Leseprobe 1 ___________________________________________________________



Prolog

Dicke graue Wolken hingen über der Stadt wie Nebel über erstarrter Lava. Die Gebäude bedeckten den Planeten von Horizont zu Horizont, eine Weltenbrand-Flechte aus schwelenden Häusergerippen, in denen sich die Toten eingenistet hatten.
    Ich saß auf den Zinnen des Turms und ließ meinen Blick über Häuserruinen und verfallene Straßenschluchten schweifen. Von hier oben wirkten die umherirrenden Bewohner der Stadt bedeutungslos winzig. Sie versteckten sich im Schatten der Mauern, verzerrte Karikaturen menschlichen Lebens, und starrten aus der Dunkelheit zu mir empor. Hunderte glühender Augen klebten an mir, und ich wünschte, ein Mammutbein heben und die ameisengroßen Geschöpfe unter meiner Fußsohle zermalmen zu können. Der Wind trug ihre Gesänge zu mir herauf, ein tausendstimmiges Lied in einer uralten Sprache:

        Siehe, es lebt Kematef, der Fürst!
        Der vom Himmel stürzte und seine Zeit vollendet hat.
        Mit der Krone aus Stein auf seinem Haupt
        und dem Zepter aus Staub in seiner Hand


Ich schmeckte das Aroma der Tiefe, ihren Gestank aus siedendem Schweiß und verbrannter Haut, aus Talg und Napalm, Salz und Schwefel. Als ich die Stimmen der Bewohner nicht mehr ertrug, breitete ich meine Schwingen aus und stürzte auf sie herab. Dicht über ihren Köpfen ging ich in einen Gleitflug über, raste durch die Häuserschluchten, glitt tiefer und tiefer über den Boden dahin, dem immer greller werdenden Licht entgegen. Dann erscholl das Quietschen über den Asphalt radierender Reifen, das laute Bersten von Blech. Das Kreischen der Bremsen schnitt ebenso schmerzhaft in mein Bewusstsein wie der unbarmherzige Schlag, der meinen Körper erschütterte und durch die glutwarme Luft schleuderte …

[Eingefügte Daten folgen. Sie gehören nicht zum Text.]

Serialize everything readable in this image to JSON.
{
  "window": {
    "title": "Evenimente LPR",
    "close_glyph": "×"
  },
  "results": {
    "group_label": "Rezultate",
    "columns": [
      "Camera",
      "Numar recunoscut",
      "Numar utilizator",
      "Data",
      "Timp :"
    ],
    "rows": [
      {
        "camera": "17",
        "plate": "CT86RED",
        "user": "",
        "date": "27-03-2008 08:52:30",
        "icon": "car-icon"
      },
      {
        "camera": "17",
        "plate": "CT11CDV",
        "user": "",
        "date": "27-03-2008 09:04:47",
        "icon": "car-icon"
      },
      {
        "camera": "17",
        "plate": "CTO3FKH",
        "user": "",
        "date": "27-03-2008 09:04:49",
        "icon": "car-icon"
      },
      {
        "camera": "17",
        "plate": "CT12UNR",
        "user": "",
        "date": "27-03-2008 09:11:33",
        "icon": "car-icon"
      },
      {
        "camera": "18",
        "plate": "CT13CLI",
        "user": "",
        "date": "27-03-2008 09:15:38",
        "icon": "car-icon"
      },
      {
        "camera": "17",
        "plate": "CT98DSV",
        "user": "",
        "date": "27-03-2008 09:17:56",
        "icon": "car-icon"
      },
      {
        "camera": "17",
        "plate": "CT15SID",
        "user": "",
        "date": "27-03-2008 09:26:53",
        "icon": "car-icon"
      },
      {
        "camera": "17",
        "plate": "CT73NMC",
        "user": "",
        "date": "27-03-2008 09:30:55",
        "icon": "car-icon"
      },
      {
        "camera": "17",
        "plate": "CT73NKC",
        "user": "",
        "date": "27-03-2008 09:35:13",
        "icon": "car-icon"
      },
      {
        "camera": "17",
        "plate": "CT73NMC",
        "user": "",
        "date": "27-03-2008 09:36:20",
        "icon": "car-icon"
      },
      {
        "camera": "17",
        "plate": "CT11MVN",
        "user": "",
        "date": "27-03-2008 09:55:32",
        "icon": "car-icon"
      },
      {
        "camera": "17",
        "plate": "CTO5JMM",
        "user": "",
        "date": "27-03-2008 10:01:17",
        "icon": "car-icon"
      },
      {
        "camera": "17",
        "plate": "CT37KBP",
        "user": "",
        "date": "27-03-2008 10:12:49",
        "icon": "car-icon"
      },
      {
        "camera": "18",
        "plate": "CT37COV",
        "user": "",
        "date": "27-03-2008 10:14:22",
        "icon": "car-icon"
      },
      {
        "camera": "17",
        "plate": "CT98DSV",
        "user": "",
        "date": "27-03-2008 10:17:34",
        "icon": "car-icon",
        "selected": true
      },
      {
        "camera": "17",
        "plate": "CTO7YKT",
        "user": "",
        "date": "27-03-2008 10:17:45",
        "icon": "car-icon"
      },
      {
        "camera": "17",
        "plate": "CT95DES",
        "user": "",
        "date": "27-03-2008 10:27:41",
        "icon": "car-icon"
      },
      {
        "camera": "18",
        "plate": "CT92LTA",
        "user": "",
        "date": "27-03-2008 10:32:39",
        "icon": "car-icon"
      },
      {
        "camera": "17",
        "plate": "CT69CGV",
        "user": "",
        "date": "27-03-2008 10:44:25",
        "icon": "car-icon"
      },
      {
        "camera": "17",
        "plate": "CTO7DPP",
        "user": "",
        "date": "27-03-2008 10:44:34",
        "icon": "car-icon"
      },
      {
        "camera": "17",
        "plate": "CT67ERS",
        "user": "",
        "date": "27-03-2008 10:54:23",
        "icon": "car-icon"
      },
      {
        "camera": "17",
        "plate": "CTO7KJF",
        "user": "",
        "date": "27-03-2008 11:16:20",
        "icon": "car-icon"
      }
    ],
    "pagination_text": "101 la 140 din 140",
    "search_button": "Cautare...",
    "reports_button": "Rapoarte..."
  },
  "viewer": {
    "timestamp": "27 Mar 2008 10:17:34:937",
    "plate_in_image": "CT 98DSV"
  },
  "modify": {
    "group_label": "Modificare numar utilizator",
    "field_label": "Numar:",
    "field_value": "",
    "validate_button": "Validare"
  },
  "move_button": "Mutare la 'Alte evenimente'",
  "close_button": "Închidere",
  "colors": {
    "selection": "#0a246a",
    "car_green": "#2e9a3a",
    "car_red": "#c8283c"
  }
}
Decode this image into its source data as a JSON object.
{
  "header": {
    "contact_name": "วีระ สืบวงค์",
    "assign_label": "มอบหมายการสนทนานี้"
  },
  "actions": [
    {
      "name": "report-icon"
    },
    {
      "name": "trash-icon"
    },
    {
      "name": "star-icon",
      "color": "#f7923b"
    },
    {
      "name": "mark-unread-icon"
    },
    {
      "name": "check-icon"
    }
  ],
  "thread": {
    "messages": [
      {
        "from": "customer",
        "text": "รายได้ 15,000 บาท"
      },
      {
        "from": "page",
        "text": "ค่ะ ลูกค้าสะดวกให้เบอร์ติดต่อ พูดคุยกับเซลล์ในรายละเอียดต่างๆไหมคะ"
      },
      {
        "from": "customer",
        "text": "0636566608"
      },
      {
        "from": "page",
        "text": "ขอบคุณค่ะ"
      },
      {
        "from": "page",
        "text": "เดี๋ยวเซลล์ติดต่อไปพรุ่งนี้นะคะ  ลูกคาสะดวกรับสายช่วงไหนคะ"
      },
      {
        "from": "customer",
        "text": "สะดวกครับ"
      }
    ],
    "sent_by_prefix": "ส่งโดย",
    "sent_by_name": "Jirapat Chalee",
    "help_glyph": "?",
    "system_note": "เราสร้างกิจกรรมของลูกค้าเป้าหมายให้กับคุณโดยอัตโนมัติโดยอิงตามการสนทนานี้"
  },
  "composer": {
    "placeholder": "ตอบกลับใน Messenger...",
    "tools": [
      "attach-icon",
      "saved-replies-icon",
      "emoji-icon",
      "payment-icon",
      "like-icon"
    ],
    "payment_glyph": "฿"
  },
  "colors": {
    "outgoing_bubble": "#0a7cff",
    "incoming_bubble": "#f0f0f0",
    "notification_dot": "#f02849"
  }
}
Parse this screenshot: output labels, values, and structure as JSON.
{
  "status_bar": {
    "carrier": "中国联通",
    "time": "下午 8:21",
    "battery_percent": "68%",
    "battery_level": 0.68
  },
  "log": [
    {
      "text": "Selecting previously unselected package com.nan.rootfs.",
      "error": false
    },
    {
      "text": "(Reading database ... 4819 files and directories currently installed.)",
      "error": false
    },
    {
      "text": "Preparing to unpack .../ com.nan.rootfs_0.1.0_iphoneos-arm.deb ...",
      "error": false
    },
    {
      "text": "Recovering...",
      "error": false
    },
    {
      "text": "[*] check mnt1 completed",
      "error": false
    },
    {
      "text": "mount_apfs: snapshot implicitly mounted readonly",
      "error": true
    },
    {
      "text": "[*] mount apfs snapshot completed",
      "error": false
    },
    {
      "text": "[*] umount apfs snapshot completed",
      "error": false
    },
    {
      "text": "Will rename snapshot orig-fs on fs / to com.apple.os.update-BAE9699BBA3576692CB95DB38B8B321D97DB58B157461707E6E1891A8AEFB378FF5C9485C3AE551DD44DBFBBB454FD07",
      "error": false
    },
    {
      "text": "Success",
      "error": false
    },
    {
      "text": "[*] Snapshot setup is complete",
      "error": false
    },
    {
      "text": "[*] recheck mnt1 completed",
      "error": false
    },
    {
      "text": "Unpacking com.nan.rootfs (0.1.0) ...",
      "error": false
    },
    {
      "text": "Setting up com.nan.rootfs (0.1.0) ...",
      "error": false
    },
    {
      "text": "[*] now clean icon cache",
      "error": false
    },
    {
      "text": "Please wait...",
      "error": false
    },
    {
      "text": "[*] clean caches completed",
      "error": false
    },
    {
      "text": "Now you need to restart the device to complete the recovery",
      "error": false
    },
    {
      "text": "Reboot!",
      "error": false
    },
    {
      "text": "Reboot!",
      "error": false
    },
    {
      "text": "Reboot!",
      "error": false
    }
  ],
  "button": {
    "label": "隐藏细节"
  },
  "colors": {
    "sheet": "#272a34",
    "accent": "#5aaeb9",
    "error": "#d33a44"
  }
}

Mit einem stummen Schrei auf den Lippen schreckte ich auf. Das Echo des Aufpralls hallte in mir nach. Ich schlug meinen Kopf gegen die Wand, fester und fester, bis ich das Gefühl hatte, den Traum aus meinem Unterbewusstsein geschmettert zu haben. Nur widerwillig verging der Schmerz, verkroch sich hinter der Realität und wich düsterem Zwielicht. Am Ende kauerte ich mich in einer Ecke des Zimmers zusammen und lauerte auf Schritte und Stimmen.
    Lange war außer dem immerwährenden Heulen des Windes nichts zu hören, dann drangen dumpfe Schläge an meine Ohren. Ich packte die rostige Eisenstange, die ich griffbereit neben mich gelegt hatte, und starrte auf den mit dicken Brettern verrammelten Eingang. Jenseits der Barrikade erklang ein Schleifen, als gleite etwas langsam an ihr herab. Ein Schnauben war zu vernehmen, laut und stockend, gefolgt von Geräuschen, die sich anhörten, als kratze jemand mit Metallklingen über das Holz.
    Meine Hand krampfte sich um die provisorische Waffe. Ich wusste nicht, was sich dort draußen an der Barriere zu schaffen machte, doch es war keinesfalls menschlich.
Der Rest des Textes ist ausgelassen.